SHAPIRO: I could imagine somebody listening to this conversation saying, oh, that's just somebody's whims, their feelings on any given day. They don't actually have any biological, scientific difference. They just are impetuous and impulsive and decide one day they want to be a boy and one day they want to be a girl. Having spent so much time with people who don't identify strictly as one gender or the other, did you have that sense at all?
HENIG: Well, I did talk to some people who had that criticism and who thought that if you didn't sort of allow children who say, I feel like a girl - if you didn't like them to live like a girl, they would turn out to just be boys who were variant in their gender expression. But there are also people who are very careful about who they say really is gender variant in one way or another.

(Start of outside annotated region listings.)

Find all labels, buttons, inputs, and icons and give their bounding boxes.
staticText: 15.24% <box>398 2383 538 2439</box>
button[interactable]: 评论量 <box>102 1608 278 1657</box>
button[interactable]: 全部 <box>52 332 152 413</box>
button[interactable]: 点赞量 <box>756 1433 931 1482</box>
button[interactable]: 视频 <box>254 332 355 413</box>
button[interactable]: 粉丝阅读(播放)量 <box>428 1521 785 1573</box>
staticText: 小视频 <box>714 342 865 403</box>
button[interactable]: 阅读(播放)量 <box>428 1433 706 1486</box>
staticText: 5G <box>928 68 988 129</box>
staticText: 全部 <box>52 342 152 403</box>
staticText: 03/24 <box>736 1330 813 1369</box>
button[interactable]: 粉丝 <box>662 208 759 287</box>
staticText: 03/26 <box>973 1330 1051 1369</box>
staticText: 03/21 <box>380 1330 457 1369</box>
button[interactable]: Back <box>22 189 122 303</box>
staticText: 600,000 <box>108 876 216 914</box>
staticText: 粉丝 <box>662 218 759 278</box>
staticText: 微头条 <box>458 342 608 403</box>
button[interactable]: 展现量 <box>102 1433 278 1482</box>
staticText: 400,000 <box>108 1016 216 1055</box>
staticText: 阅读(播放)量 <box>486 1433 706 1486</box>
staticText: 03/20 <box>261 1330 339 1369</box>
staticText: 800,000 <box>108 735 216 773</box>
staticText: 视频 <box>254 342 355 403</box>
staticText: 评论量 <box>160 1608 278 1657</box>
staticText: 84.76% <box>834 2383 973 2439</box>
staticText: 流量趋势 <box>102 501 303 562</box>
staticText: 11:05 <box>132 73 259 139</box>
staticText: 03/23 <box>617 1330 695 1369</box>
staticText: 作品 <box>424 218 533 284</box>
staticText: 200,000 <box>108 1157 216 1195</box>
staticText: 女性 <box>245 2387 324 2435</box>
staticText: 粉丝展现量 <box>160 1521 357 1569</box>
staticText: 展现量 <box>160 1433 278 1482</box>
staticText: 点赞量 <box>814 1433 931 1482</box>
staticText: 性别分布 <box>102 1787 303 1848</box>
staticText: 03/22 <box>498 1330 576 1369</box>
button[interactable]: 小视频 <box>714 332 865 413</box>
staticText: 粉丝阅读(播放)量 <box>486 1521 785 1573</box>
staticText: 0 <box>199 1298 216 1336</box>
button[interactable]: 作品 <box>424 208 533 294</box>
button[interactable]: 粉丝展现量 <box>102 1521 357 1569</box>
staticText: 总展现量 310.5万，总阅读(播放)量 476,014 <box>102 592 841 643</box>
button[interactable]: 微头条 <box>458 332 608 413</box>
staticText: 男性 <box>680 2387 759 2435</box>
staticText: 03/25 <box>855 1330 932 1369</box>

And these are people who are consistent and persistent and insistent - those are the three words they use - in saying that, yes, I really am not the gender you have identified me as. I mean, this is a really essential part of who they are. And if you fight them, you'll end up with a great deal of damage to that child.
SHAPIRO: Robin Marantz Henig, thanks so much.
HENIG: Thank you, Ari.
SHAPIRO: Robin Marantz Henig wrote the article "Rethinking Gender" for the special issue of National Geographic that explores the gender revolution.